An alliance between the top two players in an industry often piques an antitrust watchdog’s scrutiny. Less so with the Chinese mega-merger between the two largest on-demand ride services on the planet, Uber Technologies and local champion Didi Chuxing.
Didi’s decision to buy out Uber’s Chinese operation creates a $35bn ride-sharing juggernaut holding sway over almost 90% of the market. Yet the odds are slim that the commerce ministry or other agencies will nix such a high-profile deal involving a bona-fide national champion, legal and industry experts say.
Helping the chances of a deal sailing through is the struggle by China to come to grips with a regulatory framework for the sharing economy, an industry with which it has little experience. While Uber and Didi have operated in the country for years, it was only last month that the government said they would make them legal. Regulators are also likely to provide a generous classification of the company’s market: though it reigns supreme in ride-sharing, it’s only one of scores of players in the nation’s transport system.

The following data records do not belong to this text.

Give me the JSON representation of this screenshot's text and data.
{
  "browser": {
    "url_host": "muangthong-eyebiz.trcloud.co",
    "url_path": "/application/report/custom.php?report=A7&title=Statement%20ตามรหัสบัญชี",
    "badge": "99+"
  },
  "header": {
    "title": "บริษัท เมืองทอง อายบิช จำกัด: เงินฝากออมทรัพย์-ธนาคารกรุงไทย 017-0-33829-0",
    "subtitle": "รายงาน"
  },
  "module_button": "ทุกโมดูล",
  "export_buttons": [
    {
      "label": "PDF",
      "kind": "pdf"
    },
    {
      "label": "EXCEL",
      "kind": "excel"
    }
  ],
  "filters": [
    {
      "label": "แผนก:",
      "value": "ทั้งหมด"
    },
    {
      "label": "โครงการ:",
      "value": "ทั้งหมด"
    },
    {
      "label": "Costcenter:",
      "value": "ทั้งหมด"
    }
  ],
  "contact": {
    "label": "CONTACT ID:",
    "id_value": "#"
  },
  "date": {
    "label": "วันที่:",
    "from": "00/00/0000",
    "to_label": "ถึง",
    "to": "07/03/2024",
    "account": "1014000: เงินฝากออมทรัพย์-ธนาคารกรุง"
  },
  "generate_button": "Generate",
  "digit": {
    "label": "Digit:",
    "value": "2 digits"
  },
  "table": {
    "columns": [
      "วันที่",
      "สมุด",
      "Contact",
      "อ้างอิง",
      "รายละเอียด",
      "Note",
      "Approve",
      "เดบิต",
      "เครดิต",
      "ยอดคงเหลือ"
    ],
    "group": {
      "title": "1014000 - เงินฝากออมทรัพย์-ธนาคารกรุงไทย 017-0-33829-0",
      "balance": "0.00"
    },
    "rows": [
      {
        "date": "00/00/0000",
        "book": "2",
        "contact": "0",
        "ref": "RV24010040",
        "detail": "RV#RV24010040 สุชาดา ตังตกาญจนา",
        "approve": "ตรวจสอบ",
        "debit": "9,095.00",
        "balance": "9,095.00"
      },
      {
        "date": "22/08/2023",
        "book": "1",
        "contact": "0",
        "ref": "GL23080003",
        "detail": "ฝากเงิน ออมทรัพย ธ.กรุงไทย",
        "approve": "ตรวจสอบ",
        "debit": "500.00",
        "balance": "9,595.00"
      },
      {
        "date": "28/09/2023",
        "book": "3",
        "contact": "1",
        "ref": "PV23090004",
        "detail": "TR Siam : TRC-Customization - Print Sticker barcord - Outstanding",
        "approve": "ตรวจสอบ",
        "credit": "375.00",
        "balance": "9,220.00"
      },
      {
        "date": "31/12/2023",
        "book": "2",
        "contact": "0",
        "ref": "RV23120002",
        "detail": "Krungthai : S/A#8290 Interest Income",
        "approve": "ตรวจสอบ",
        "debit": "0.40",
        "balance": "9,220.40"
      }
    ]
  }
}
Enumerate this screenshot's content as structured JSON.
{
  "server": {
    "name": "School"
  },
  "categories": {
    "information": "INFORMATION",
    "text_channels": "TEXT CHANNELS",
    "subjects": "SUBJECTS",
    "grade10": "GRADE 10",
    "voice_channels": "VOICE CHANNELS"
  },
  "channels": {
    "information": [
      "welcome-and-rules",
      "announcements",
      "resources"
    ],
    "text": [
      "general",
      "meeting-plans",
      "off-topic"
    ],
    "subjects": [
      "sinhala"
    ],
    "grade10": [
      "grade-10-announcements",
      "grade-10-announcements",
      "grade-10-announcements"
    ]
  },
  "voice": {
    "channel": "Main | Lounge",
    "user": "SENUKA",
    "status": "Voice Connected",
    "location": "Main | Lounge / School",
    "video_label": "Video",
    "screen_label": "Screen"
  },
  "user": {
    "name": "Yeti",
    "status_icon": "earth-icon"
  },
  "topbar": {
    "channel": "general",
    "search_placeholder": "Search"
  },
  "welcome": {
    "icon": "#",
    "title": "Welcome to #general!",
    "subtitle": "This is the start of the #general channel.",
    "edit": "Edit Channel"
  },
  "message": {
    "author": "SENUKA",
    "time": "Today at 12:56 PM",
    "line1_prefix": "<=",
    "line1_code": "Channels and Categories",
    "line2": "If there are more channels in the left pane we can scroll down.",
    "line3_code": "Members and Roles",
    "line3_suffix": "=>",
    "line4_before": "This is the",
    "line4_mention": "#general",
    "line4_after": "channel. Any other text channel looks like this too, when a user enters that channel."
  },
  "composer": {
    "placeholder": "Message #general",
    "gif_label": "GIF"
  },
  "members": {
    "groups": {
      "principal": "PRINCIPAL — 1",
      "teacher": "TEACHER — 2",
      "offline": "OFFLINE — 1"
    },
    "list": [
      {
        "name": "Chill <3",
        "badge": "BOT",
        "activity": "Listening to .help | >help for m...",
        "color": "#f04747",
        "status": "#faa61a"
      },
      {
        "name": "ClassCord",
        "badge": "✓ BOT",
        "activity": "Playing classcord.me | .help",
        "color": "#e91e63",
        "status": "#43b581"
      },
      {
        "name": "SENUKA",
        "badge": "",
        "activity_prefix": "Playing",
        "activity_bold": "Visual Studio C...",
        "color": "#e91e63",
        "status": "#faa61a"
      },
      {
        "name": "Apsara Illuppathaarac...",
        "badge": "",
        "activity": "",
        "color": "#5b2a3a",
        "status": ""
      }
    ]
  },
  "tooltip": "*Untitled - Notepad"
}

“It requires a very complicated and professional process to determine monopoly status. Revenue and market share figures usually do not show the full picture,” said Huang Yong, a senior member of an anti-monopoly board of experts advising the State Council, China’s cabinet. “In Didi’s case, the regulators will need to draw a clear boundary of the market car-hailing apps are operating in, which will require loads of sophisticated research.”
The Ministry of Commerce’s Anti-monopoly Bureau is the primary body for assessing the antitrust impact of deals but other national bodies can get involved. Ministry spokesman Shen Danyang told reporters August 2 that the merger “cannot move on” if Uber and Didi fail to file a formal application, while stopping short of saying it will investigate.
Approval from the anti-monopoly bureau for a deal is typically needed for companies with more than 400mn yuan ($60mn) in annual revenue each and more than 2bn yuan in combined sales. A formal review could then take months. But if ministry regulators accept that Didi’s reported revenue falls under those thresholds, the anti-monopoly bureau can simply let the deal through. Didi may not meet that threshold because it only takes a cut of the money that flows through its platform from ride-sharing, and has avoided charging commissions on taxi hailing in its push to lure drivers and users. Didi and Uber China are also said to be loss-making, because of a massive outlay in subsidies.
What also helps is that regulators have traditionally emphasised the policing of sensitive state-owned enterprises with millions of workers such as banks and steelmakers, rather than fast-evolving web businesses, said Richard Lim, managing director of GSR Ventures. An example was when the government handed out wireless licences to rival carriers to curtail China Mobile’s dominance of fourth-generation services.
“The antitrust in China tends to be focused on big traditional industries,” said Lim, an early backer of Didi. “In China, the anti-monopoly regulators are not very focused on technology.”
If a merger goes ahead, government bodies are expected to keep a close eye on Didi with the ride-hailing service expected to gradually do away with subsidies once aimed at grabbing market share. Taxi companies - many backed by local governments - have railed against the company’s rapid expansion, saying it threatens their drivers’ livelihoods.
Yet few significant moves are made in China without first checking in with influential government bodies and garnering their tacit approval.